I am developing a parser for a specific DSL language. Below is a working (but incomplete) grammar:
%{
package main
%}
//%type<stmts> stmts
%type<stmt> stmt
//%type<stmt_if> stmt_if
//%type<exprs> exprs
//%type<compstmt> compstmt
%union {
token Token
terminal Token
//terms Token
stmt_if statement // оператор Если
stmts statements
stmt statement
compstmt statements
}
%token<token> Directive Identifier Procedure Var EndProcedure If Then ElseIf Else EndIf For Each In To Loop EndLoop Break Not
%token<token> Continue Try Catch EndTry Number String Array Function EndFunction Return Throw NeEq Or And True False Undefind Export
%right '='
%left Or
%left And
%left Identifier
//%nonassoc NeEq '>' '<'
%nonassoc NeEq
%left '>' '<'
%left '+' '-'
%left '*' '/' '%'
%%
main: opt_directive invoke {}
;
opt_directive: /* none */
| Directive EOL {}
;
opt_export: /* none */
| Export {}
;
invoke: Function Identifier '(' exprs ')' opt_export opt_stmt EndFunction opt_terms {}
| Procedure Identifier '(' exprs ')' opt_export opt_stmt EndProcedure opt_terms {}
;
opt_stmt : opt_terms{}
| stmts opt_terms{}
;
stmts : stmt {}
| EOL stmt {}
| stmts terminals stmt{}
//| stmts semi stmt {}
;
stmt : Return expr {}
| Throw throw_terms {}
| Break { }
| Continue { }
| expr {}
| stmt_if {}
;
throw_terms : terminal {}
| String terminal {}
;
stmt_if : If expr Then opt_stmt EndIf terminal
{
}
;
expr : Identifier {}
| '(' expr ')' { }
| expr '+' expr { }
| expr '-' expr { }
| expr '*' expr { }
| expr '/' expr { }
| expr '%' expr {}
| String {}
| Number { }
| True { }
| False { }
| Undefind {}
| expr '>' expr { }
| expr '<' expr{}
| expr '=' expr {}
| Identifier '=' expr {}
| expr NeEq expr {}
| expr And expr { }
| expr Or expr {}
| Identifier '(' exprs ')' {}
;
exprs : { }
| expr {}
| exprs ',' opt_terms expr {}
;
opt_terms : /* none */
| terminals
;
terminals : terminal { }
| terminals terminal { }
;
terminal : semi { }
| EOL { }
;
EOL : '\n';
semi: ';';
%%
If I change terminal
to terminals
in the stmt_if
rule, I get a conflict
stmt_if : If expr Then opt_stmt EndIf terminals
{
}
;
I need to use terminals
because the language syntax allows statements like:
If 1 = 1 Then
// ...
EndIf;
as well as:
If 1 = 1 Then
// ...
EndIf
;
I don't understand why there is ambiguity here, as 'terminals' should accommodate the optional newline and semicolon. How can I write a rule that allows for multiple spaces and a semicolon at the end without ambiguity?

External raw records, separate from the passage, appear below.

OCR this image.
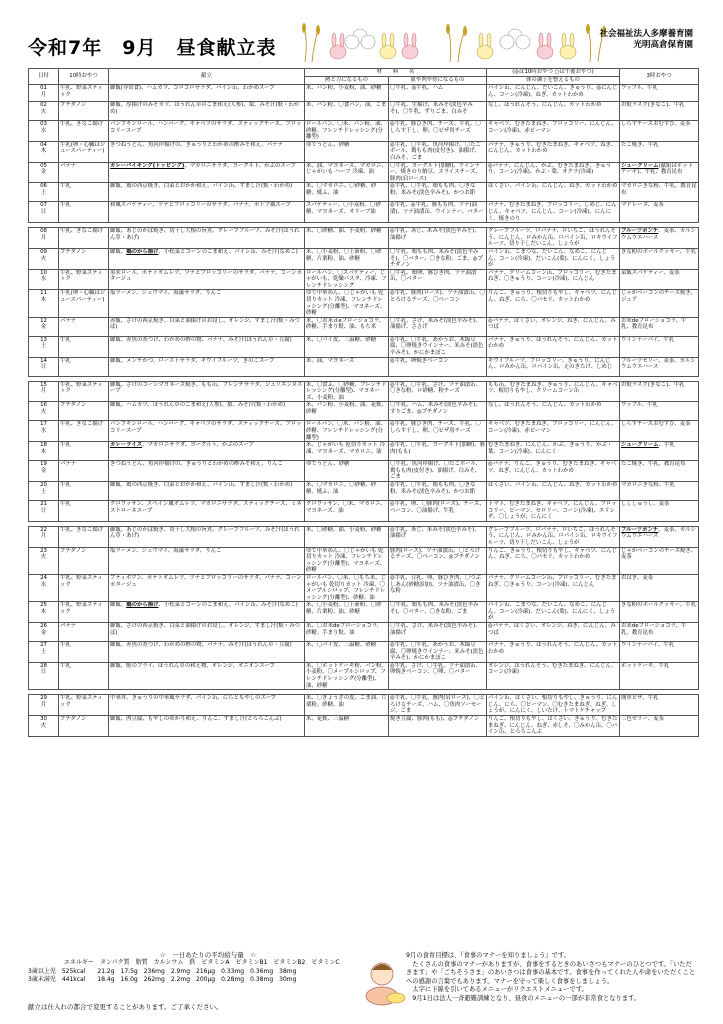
令和7年　9月　昼食献立表
社会福祉法人多摩養育園
光明高倉保育園
日付	10時おやつ	献立	材　　料　　名		(◎は10時おやつ ○は午後おやつ)	3時おやつ
			熱と力になるもの	血や肉や骨になるもの	体の調子を整えるもの	
01
月	牛乳、野菜スティック	御飯(非常食)、ハムカツ、コロコロサラダ、パイン缶、わかめスープ	米、パン粉、小麦粉、油、砂糖	〇牛乳、◎牛乳、ハム	パイン缶、にんじん、だいこん、きゅうり、◎にんじん、コーン(冷凍)、ねぎ、カットわかめ	ワッフル、牛乳
02
火	プチダノン	御飯、厚揚げのみそカツ、ほうれん草のごま和え(人参)、梨、みそ汁(麩・わかめ)	米、パン粉、〇食パン、油、ごま	〇牛乳、生揚げ、米みそ(淡色辛みそ)、〇牛乳、ずりごま、白みそ	なし、ほうれんそう、にんじん、カットわかめ	お麩ラスク(きなこ)、牛乳
03
水	牛乳、きなこ揚げ	パンプキンロール、ハンバーグ、キャベツのサラダ、スティックチーズ、ブロッコリースープ	ロールパン、〇米、パン粉、油、砂糖、フレンチドレッシング(分離型)	◎牛乳、豚ひき肉、チーズ、牛乳、〇しらす干し、卵、〇ピザ用チーズ	キャベツ、むきたまねぎ、ブロッコリー、にんじん、コーン(冷凍)、赤ピーマン	しらすチーズおむすび、麦茶
04
木	牛乳(卵・心臓はジュースパーティー)	きつねうどん、魚河岸揚げの、きゅうりとわかめの酢みそ和え、バナナ	ゆでうどん、砂糖	◎牛乳、〇牛乳、魚河岸揚げ、〇たこボール、鶏もも肉(皮付き)、油揚げ、白みそ、ごま	バナナ、きゅうり、むきたまねぎ、キャベツ、ねぎ、にんじん、カットわかめ	たこ焼き、牛乳
05
金	バナナ	カレーバイキング(トッピング)、マカロニサラダ、ヨーグルト、かぶのスープ	米、油、マヨネーズ、マカロニ、じゃがいも ハーフ 冷凍、油	〇牛乳、ヨーグルト(加糖)、ウインナー、焼きのり納豆、スライスチーズ、豚肉(肩ロース)	◎バナナ、にんじん、かぶ、むきたまねぎ、きゅうり、コーン(冷凍)、かぶ・葉、オクラ(冷凍)	シュークリーム(献組はホットケーキ)、牛乳、教育昆布
06
土	牛乳	御飯、鶏の西京焼き、白菜とおかか和え、パイン缶、すまし汁(麩・わかめ)	米、〇マカロニ、〇砂糖、砂糖、焼ふ、油	◎牛乳、〇牛乳、鶏もも肉、〇きな粉、米みそ(淡色辛みそ)、かつお節	はくさい、パイン缶、にんじん、ねぎ、カットわかめ	マカロニきな粉、牛乳、教育昆布
07
日	牛乳	和風スパゲティー、ツナとブロッコリーのサラダ、バナナ、ポトフ風スープ	スパゲティー、〇小麦粉、〇砂糖、マヨネーズ、オリーブ油	◎牛乳、◎牛乳、豚もも肉、ツナ(油漬)、ツナ油漬缶、ウインナー、バター	バナナ、むきたまねぎ、ブロッコリー、しめじ、にんじん、キャベツ、にんじん、コーン(冷凍)、にんにく、焼きのり	マドレーヌ、麦茶

08
月	牛乳、きなこ揚げ	御飯、あじのかば焼き、切干し大根の旨煮、グレープフルーツ、みそ汁(ほうれん草・あげ)	米、〇砂糖、油、小麦粉、砂糖	◎牛乳、あじ、米みそ(淡色辛みそ)、油揚げ	グレープフルーツ、ロバナナ、ロいちご、ほうれんそう、にんじん、ロみかん缶、ロパイン缶、ロキウイフルーツ、切り干しだいこん、しょうが	フルーツポンチ、麦茶、カルシウムウエハース
09
火	プチダノン	御飯、鶏のから揚げ、小松菜とコーンのごま和え、パイン缶、みそ汁(なめこ)	米、〇小麦粉、〇上新粉、〇砂糖、片栗粉、油、砂糖	〇牛乳、鶏もも肉、米みそ(淡色辛みそ)、〇バター、〇きな粉、ごま、◎プチダノン	パイン缶、こまつな、だいこん、なめこ、にんじん、コーン(冷凍)、だいこん(葉)、にんにく、しょうが	きな粉のボールクッキー、牛乳
10
水	牛乳、野菜スティック	黒米ロール、ポテトオムレツ、ツナとブロッコリーのサラダ、バナナ、コーンポタージュ	ロールパン、〇スパゲティー、じゃがいも、乾燥パスタ、冷凍、フレンチドレッシング	〇牛乳、鶏卵、豚ひき肉、ツナ油漬缶、〇バター	バナナ、クリームコーン缶、ブロッコリー、むきたまねぎ、〇きゅうり、コーン(冷凍)、にんじん	菜飯スパゲティー、麦茶
11
木	牛乳(卵・心臓はジュースパーティー)	塩ラーメン、シュウマイ、海藻サラダ、りんご	ゆで中華めん、〇じゃがいも 乾切りカット 冷凍、フレンチドレッシング(分離型)、マヨネーズ、砂糖	◎牛乳、豚肉(ロース)、ツナ油漬缶、〇とろけるチーズ、〇ベーコン	りんご、きゅうり、根切りもやし、キャベツ、にんじん、ねぎ、にら、〇パセリ、カットわかめ	じゃがベーコンのチーズ焼き、ジュア
12
金	バナナ	赤飯、さけの西京焼き、白菜と油揚げのお浸し、オレンジ、すまし汁(麩・みつば)	米、〇お米ｄeフローショコラ、砂糖、手まり麩、油、もち米	〇牛乳、さけ、米みそ(淡色辛みそ)、油揚げ、ささげ	◎バナナ、はくさい、オレンジ、ねぎ、にんじん、みつば	お米deフローショコラ、牛乳、教育昆布
13
土	牛乳	御飯、赤魚の煮つけ、わかめの酢の物、バナナ、みそ汁(ほうれん草・豆腐)	米、〇パイ皮、三温糖、砂糖	◎牛乳、〇牛乳、あかうお、木綿豆腐、〇卵焼きウインナー、米みそ(淡色辛みそ)、かにかまぼこ	バナナ、きゅうり、ほうれんそう、にんじん、カットわかめ	ウインナーパイ、牛乳
14
日	牛乳	御飯、メンチかつ、ローストサラダ、キウイフルーツ、きのこスープ	米、油、マヨネーズ	◎牛乳、卵焼きベーコン	キウイフルーツ、ブロッコリー、きゅうり、にんじん、ロみかん缶、ロパイン缶、えのきたけ、しめじ	フルーツゼリー、麦茶、カルシウムウエハース

15
月	牛乳、野菜スティック	御飯、さけのコーンマヨネーズ焼き、もも缶、フレンチサラダ、ジュリエンヌスープ	米、〇食ふ、〇砂糖、フレンチドレッシング(分離型)、マヨネーズ、小麦粉、油	◎牛乳、〇牛乳、さけ、ツナ油漬缶、〇きな粉、ロ砂糖、粉チーズ	もも缶、むきたまねぎ、きゅうり、にんじん、キャベツ、根切りもやし、クリームコーン缶	お麩ラスク(きなこ)、牛乳
16
火	プチダノン	御飯、ハムカツ、ほうれん草のごま和え(人参)、梨、みそ汁(麩・わかめ)	米、パン粉、小麦粉、油、花麩、砂糖	〇牛乳、ハム、米みそ(淡色辛みそ)、すりごま、◎プチダノン	なし、ほうれんそう、にんじん、カットわかめ	ワッフル、牛乳
17
水	牛乳、きなこ揚げ	パンプキンロール、ハンバーグ、キャベツのサラダ、スティックチーズ、ブロッコリースープ	ロールパン、〇米、パン粉、油、砂糖、フレンチドレッシング(分離型)	◎牛乳、豚ひき肉、チーズ、牛乳、〇しらす干し、卵、〇ピザ用チーズ	キャベツ、むきたまねぎ、ブロッコリー、にんじん、コーン(冷凍)、赤ピーマン	しらすチーズおむすび、麦茶
18
木	牛乳	カレーライス、マカロニサラダ、ヨーグルト、かぶのスープ	米、じゃがいも 乾切りカット 冷凍、マヨネーズ、マカロニ、油	◎牛乳、〇牛乳、ヨーグルト(加糖)、豚肉(もも)	むきたまねぎ、にんじん、かぶ、きゅうり、かぶ・葉、コーン(冷凍)、にんにく	シュークリーム、牛乳
19
金	バナナ	きつねうどん、魚河岸揚げの、きゅうりとわかめの酢みそ和え、りんご	ゆでうどん、砂糖	〇牛乳、魚河岸揚げ、〇たこボール、鶏もも肉(皮付き)、油揚げ、白みそ、ごま	◎バナナ、りんご、きゅうり、むきたまねぎ、キャベツ、ねぎ、にんじん、カットわかめ	たこ焼き、牛乳、教育昆布
20
土	牛乳	御飯、鶏の西京焼き、白菜とおかか和え、パイン缶、すまし汁(麩・わかめ)	米、〇マカロニ、〇砂糖、砂糖、焼ふ、油	◎牛乳、〇牛乳、鶏もも肉、〇きな粉、米みそ(淡色辛みそ)、かつお節	はくさい、パイン缶、にんじん、ねぎ、カットわかめ	マカロニきな粉、牛乳
21
日	牛乳	クロワッサン、スペイン風オムレツ、マカロニサラダ、スティックチーズ、ミネストローネスープ	クロワッサン、〇米、マカロニ、マヨネーズ、油	◎牛乳、卵、〇豚肉(ロース)、チーズ、ベーコン、〇油揚げ、牛乳	トマト、むきたまねぎ、キャベツ、にんじん、ブロッコリー、ピーマン、セロリー、コーン(冷凍)、エリンギ、〇しょうが、にんにく	しししゅうし、麦茶

22
月	牛乳、きなこ揚げ	御飯、あじのかば焼き、切干し大根の旨煮、グレープフルーツ、みそ汁(ほうれん草・あげ)	米、〇砂糖、油、小麦粉、砂糖	◎牛乳、あじ、米みそ(淡色辛みそ)、油揚げ	グレープフルーツ、ロバナナ、ロいちご、ほうれんそう、にんじん、ロみかん缶、ロパイン缶、ロキウイフルーツ、切り干しだいこん、しょうが	フルーツポンチ、麦茶、カルシウムウエハース
23
火	プチダノン	塩ラーメン、シュウマイ、海藻サラダ、りんご	ゆで中華めん、〇じゃがいも 乾切りカット 冷凍、フレンチドレッシング(分離型)、マヨネーズ、砂糖	豚肉(ロース)、ツナ油漬缶、〇とろけるチーズ、〇ベーコン、◎プチダノン	りんご、きゅうり、根切りもやし、キャベツ、にんじん、ねぎ、にら、〇パセリ、カットわかめ	じゃがベーコンのチーズ焼き、麦茶
24
水	牛乳、野菜スティック	ブティボワン、ポテトオムレツ、ツナとブロッコリーのサラダ、バナナ、コーンポタージュ	ロールパン、〇米、〇もち米、じゃがいも 乾切りカット 冷凍、〇メープルシロップ、フレンチドレッシング(分離型)、砂糖、油	◎牛乳、豆乳、卵、豚ひき肉、〇つぶしあん(砂糖添加)、ツナ油漬缶、〇きな粉	バナナ、クリームコーン缶、ブロッコリー、むきたまねぎ、〇きゅうり、コーン(冷凍)、にんじん	おはぎ、麦茶
25
木	牛乳、野菜スティック	御飯、鶏のから揚げ、小松菜とコーンのごま和え、パイン缶、みそ汁(なめこ)	米、〇小麦粉、〇上新粉、〇砂糖、片栗粉、油、砂糖	〇牛乳、鶏もも肉、米みそ(淡色辛みそ)、〇バター、〇きな粉、ごま	パイン缶、こまつな、だいこん、なめこ、にんじん、コーン(冷凍)、だいこん(葉)、にんにく、しょうが	きな粉のボールクッキー、牛乳
26
金	バナナ	御飯、さけの西京焼き、白菜と油揚げのお浸し、オレンジ、すまし汁(麩・みつば)	米、〇お米deフローショコラ、砂糖、手まり麩、油	〇牛乳、さけ、米みそ(淡色辛みそ)、油揚げ	◎バナナ、はくさい、オレンジ、ねぎ、にんじん、みつば	お米deフローショコラ、牛乳、教育昆布
27
土	牛乳	御飯、赤魚の煮つけ、わかめの酢の物、バナナ、みそ汁(ほうれん草・豆腐)	米、〇パイ皮、三温糖、砂糖	◎牛乳、〇牛乳、あかうお、木綿豆腐、〇卵焼きウインナー、米みそ(淡色辛みそ)、かにかまぼこ	バナナ、きゅうり、ほうれんそう、にんじん、カットわかめ	ウインナーパイ、牛乳
28
日	牛乳	御飯、鮭のフライ、ほうれん草の和え物、オレンジ、オニオンスープ	米、〇ホットケーキ粉、パン粉、小麦粉、〇メープルシロップ、フレンチドレッシング(分離型)、油、砂糖	◎牛乳、さけ、〇牛乳、ツナ油漬缶、卵焼きベーコン、〇卵、〇バター	オレンジ、ほうれんそう、むきたまねぎ、にんじん、コーン(冷凍)	ホットケーキ、牛乳

29
月	牛乳、野菜スティック	中華丼、きゅうりの中華風サラダ、パイン缶、にらともやしのスープ	米、〇ぎょうざの皮、ごま油、片栗粉、砂糖、油	◎牛乳、〇牛乳、豚肉(肩ロース)、〇とろけるチーズ、ハム、〇魚肉ソーセージ、ごま	パイン缶、はくさい、根切りもやし、きゅうり、にんじん、にら、〇ピーマン、〇むきたまねぎ、ねぎ、しょうが、にんにく、しいたけ、トマトケチャップ	簡単ピザ、牛乳
30
火	プチダノン	御飯、肉豆腐、もやしのゆかり和え、りんご、すまし汁(とろろこんぶ)	米、花麩、三温糖	焼き豆腐、豚肉(もも)、◎プチダノン	りんご、根切りもやし、はくさい、きゅうり、むきたまねぎ、にんじん、ねぎ、赤しそ、〇みかん缶、〇パイン缶、とろろこんぶ	三色ゼリー、麦茶
☆　一日あたりの平均給与量　☆
エネルギー　タンパク質　脂質　カルシウム　鉄　ビタミンA　ビタミンB1　ビタミンB2　ビタミンC
3歳以上児　525kcal　　21.2g　17.5g　236mg　2.9mg　216μg　0.33mg　0.36mg　38mg
3歳未満児　441kcal　　18.4g　16.0g　262mg　2.2mg　200μg　0.28mg　0.38mg　30mg
献立は仕入れの都合で変更することがあります。ご了承ください。
9月の食育目標は、『食事のマナーを知りましょう』です。
　たくさんの食事のマナーがありますが、食事をするときのあいさつもマナーのひとつです。「いただきます」や「ごちそうさま」のあいさつは食事の基本です。食事を作ってくれた人や命をいただくことへの感謝の言葉でもあります。マナーを守って楽しく食事をしましょう。
　太字に下線を引いてあるメニューがリクエストメニューです。
　9月1日は法人一斉避難訓練となり、昼食のメニューの一部が非常食となります。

Thanks in advance for your help!
The basic problem is that by having terminals
part of both stmt_if
and stmts
, it is ambiguous as which any give terminal should be associated with. It is made more complicated by the fact that terminals
can only be between two stmt
in a stmts
(not at the end), so any terminals
at the end must be associated with the stmt_if
(or cause an error if the last stmt
is not a stmt_if
.
Now in your case, you probably don't care which stmt or stmts any given terminal is associated with, as you're just going to throw them away. What you do care about is allowing them anywhere they should be allowed and disallowing them anywhere they should not be (and what those are is not clear from your grammar -- should they not be allowed after the last stmt
in a function or procedure unless that is an if? That is what it appears you are doing currently)
The easiest fix is to pick one place in the grammar to put them and put them (only) there. For example, you might put them in the stmt
rules -- each kind of stmt
would end with terminals
or opt_terminals
(depending on whether at least one terminal is required or not for that statement). But this would then allow extra terminals at the end of a procedure/function body which you might not want.